Cedera otak sekunder merupakan hasil dari proses yang berkelanjutan sesudah atau
berkaitan dengan cedera primer dan lebih merupakan fenomena metabolik sebagai
akibat, cedera sekunder dapat terjadi sebagai kemampuan autoregulasi serebral
dikurangi atau tak ada pada area cedera. Cidera kepala terjadi karena beberapa hal
diantanya, bila trauma ekstrakranial akan dapat menyebabkan adanya leserasi pada
kulit kepala selanjutnya bisa perdarahan karena mengenai pembuluh darah. Karena
perdarahan yang terjadi terus- menerus dapat menyebabkan hipoksia, hiperemi
peningkatan volume darah pada area peningkatan permeabilitas kapiler, serta
vasodilatasiarterial, semua menimbulkan peningkatan isi intrakranial, dan akhirnya
peningkatan tekanan intrakranial (TIK), adapun, hipotensi namun bila trauma
mengenai tulang kepala akan menyebabkan robekan dan terjadi perdarahan juga.
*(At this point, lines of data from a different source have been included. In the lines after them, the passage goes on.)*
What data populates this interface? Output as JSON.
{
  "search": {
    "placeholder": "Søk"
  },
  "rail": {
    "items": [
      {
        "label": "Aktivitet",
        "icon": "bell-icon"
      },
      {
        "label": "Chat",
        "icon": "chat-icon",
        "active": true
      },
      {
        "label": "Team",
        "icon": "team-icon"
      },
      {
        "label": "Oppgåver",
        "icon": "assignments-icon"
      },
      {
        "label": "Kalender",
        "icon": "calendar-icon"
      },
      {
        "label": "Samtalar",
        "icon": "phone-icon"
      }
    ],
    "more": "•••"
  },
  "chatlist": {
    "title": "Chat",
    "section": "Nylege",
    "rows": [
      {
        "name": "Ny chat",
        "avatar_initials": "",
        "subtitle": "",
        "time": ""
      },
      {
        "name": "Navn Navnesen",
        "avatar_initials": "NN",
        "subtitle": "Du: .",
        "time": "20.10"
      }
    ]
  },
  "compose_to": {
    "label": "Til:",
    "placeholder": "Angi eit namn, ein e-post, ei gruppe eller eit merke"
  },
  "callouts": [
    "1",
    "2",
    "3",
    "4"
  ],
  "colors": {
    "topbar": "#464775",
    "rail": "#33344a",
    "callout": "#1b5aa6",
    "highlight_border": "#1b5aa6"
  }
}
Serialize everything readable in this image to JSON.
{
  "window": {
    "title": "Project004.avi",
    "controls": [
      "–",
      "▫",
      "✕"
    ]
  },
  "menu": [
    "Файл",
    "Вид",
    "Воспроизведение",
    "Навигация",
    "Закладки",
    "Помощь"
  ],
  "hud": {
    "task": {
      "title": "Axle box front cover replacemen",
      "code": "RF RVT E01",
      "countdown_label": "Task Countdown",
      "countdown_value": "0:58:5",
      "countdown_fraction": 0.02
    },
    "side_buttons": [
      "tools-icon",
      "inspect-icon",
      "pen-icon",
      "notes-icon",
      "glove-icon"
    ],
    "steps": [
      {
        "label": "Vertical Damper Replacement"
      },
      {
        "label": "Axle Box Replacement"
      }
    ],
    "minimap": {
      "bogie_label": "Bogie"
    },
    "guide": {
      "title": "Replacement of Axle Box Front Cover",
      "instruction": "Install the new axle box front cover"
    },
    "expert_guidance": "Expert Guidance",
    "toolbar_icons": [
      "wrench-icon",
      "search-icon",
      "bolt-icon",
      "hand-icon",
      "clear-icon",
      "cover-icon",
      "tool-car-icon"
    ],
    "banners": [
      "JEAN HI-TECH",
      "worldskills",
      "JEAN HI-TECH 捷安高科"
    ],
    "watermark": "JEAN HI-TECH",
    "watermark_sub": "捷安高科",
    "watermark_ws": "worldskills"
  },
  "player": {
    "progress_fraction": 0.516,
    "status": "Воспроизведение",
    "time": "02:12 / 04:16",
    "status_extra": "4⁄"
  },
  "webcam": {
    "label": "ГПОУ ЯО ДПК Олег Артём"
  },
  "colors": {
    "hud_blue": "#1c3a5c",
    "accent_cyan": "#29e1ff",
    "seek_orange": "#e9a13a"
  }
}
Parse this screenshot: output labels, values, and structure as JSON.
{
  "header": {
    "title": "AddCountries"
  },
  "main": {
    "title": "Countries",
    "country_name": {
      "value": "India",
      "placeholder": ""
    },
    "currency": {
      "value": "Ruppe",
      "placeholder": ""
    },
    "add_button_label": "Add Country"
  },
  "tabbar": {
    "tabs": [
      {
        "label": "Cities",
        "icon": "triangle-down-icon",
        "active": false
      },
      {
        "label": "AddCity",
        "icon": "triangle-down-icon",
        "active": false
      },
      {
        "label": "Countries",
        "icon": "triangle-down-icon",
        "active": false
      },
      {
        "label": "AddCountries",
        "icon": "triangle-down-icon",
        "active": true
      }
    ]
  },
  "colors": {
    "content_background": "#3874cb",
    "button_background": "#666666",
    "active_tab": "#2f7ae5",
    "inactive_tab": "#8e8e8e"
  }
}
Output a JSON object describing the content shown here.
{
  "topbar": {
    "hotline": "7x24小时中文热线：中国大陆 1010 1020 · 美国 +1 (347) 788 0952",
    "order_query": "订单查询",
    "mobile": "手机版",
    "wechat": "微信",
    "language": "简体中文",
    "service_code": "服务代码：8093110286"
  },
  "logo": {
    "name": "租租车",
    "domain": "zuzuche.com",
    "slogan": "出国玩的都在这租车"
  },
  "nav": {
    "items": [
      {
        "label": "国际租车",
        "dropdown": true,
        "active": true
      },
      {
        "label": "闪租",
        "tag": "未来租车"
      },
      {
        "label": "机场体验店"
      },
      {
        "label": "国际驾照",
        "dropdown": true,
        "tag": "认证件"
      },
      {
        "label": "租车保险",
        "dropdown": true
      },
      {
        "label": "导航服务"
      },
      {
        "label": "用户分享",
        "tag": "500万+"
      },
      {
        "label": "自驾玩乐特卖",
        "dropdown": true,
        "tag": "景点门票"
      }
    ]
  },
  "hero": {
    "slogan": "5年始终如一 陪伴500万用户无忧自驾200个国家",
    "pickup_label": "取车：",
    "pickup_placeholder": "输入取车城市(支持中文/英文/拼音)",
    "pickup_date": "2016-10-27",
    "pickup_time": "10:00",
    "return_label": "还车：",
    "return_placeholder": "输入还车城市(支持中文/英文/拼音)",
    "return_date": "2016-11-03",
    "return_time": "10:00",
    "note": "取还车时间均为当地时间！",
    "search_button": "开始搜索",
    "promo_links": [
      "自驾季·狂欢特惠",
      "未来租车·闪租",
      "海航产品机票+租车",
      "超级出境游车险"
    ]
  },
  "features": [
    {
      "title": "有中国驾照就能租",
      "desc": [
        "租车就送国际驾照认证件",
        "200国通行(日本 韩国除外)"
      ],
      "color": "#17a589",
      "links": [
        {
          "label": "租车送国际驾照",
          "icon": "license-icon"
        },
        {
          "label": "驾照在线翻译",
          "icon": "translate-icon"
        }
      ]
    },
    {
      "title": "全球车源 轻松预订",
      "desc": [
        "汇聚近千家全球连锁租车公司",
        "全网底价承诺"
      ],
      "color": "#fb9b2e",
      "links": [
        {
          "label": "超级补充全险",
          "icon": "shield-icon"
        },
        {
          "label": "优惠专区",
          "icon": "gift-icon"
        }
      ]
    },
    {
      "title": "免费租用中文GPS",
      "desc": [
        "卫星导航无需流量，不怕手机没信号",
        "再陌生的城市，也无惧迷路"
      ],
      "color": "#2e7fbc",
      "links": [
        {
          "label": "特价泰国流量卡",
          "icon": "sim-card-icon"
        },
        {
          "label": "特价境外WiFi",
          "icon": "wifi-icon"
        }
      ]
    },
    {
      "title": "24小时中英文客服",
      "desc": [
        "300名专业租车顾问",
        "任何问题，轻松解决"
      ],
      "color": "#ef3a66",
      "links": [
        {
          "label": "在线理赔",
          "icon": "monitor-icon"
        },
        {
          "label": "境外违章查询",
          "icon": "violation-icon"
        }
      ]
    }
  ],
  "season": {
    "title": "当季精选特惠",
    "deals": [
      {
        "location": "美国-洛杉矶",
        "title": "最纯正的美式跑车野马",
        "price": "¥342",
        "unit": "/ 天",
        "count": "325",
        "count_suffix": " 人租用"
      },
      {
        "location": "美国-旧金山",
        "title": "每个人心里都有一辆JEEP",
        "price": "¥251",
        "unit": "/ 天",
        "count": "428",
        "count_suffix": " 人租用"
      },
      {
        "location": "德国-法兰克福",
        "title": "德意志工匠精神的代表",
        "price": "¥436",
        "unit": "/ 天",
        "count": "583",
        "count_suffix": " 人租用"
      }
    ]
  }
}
Cidera kepala intrakranial dapat mengakibatkan laserasi, perdarahan dan kerusakan
jaringan otak bahkan bisa terjadi kerusakan susunan syaraf kranial terutama motorik
yang mengakibatkan terjadinya gangguan dalam mobilitas.
E. MANIFESTASI KLINIS
Gejala yang nampak pada pasien skull defect dapat berupa:
a.    Bentuk kepala asimetris
b.    Pada bagian yang tidak tertutup tulang teraba lunak
c.    Pada bagian yang tidak tertutup tulang dapat dilihat adanya denyutan atau
fontanela
Sedangkan manifestasi klinis dari cedera kepala tergantung dari berat ringannya
cedera kepala yaitu berupa:
a.    Perubahan kesadaran adalah merupakan indicator yang paling sensitive yang
dapat dilihat dengan penggunaan GCS (Glasgow Coma Scale). Pada cedera kepala
berat nilai GCS nya 3-8.
b.    Peningkatan TIK yang mempunyai trias klasik seperti: nyeri kepala karena
regangan dura dan pembuluh darah; papil edema yang disebabkan oleh tekanan dan
pembengkakan diskus optikus; muntah seringkali proyektil.
c.    Perubahan tekanan darah atau normal (hipertensi), perubahan frekuensi jantung
(bradikardi, takikardia, yang diselingi dengan bradikardia disritmia).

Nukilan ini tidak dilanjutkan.